= Syed Gaji Shah =

Muslim saint

Syed Gaji Shah (Urdu: سید گاجی شاہ; Sindhi: سيد گاجي شاھ) was a renowned Muslim saint, locally honored as the "King of the Jinns." His shrine, located approximately 65 kilometers from Dadu, Sindh, Pakistan, attracts thousands of visitors annually, particularly during the fair held in his honor.

== Historical Background ==

Syed Gaji Shah is believed to have been a saintly general under the Kalhora dynasty. Mian Nasir Muhammad Kalhoro, the ruler of Sindh at the time, appointed him to defend the strategic mountain passes of the Kirthar Mountains region. This role made him a key figure in the defense of Sindh, and his military prowess was highly respected.

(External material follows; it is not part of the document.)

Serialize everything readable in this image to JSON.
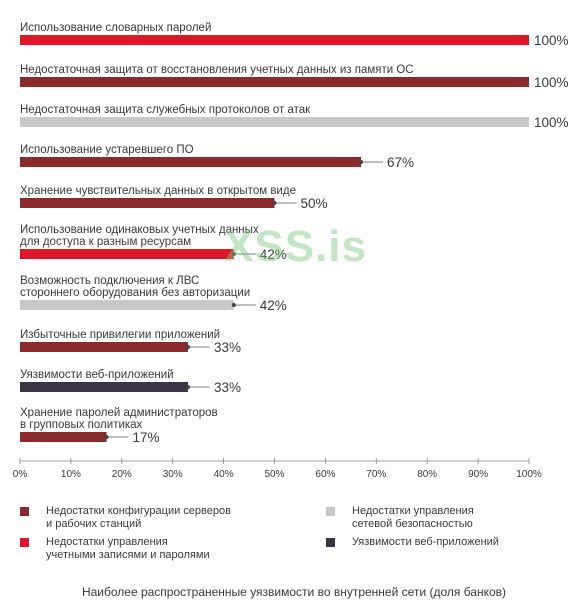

== Cultural Significance ==

The saint is deeply revered in the region, with many locals attributing spiritual and healing powers to his shrine. His title, "King of the Jinns," comes from his association with supernatural phenomena. People often visit his shrine seeking spiritual relief or assistance in dealing with possession and other disturbances. The annual fair at the shrine attracts devotees from various parts of Sindh and beyond, further solidifying his cultural importance.

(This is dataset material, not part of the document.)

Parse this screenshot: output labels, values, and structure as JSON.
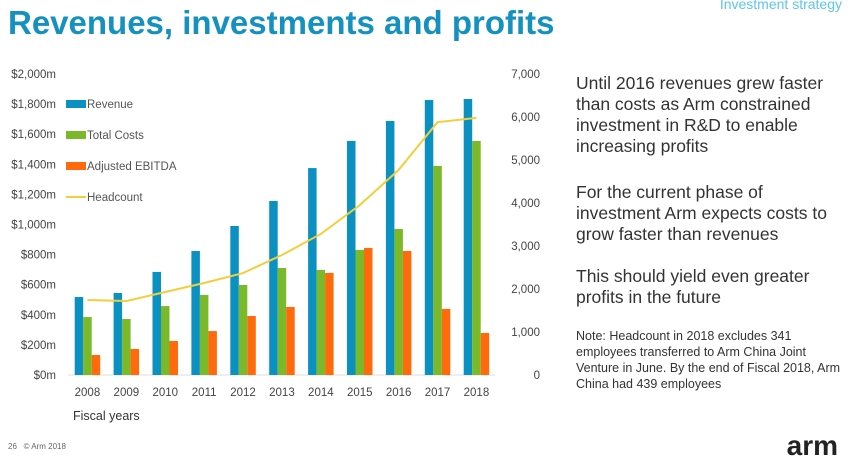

== Archaeological Connections ==

The Ghazi Shah Mound, located near his shrine, is one of the most significant archaeological sites associated with Syed Gaji Shah. N. G. Majumdar, an early explorer of the site, named it after the saint due to its proximity to the shrine. The mound is believed to be an ancient seat of Sindhu cultures, offering important insights into the historical context of the region. The site has contributed greatly to our understanding of Sindh's early history and the cultural significance of Syed Gaji Shah.

== Shrine and Rituals ==

Visitors to the shrine often engage in rituals seeking the blessings of Syed Gaji Shah, who is believed to possess the power to exorcise evil spirits. The shrine also holds a unique cultural place in Sindh, where even the cat of Pir Gaji Shah, symbolizing his spiritual essence, has its own dedicated shrine.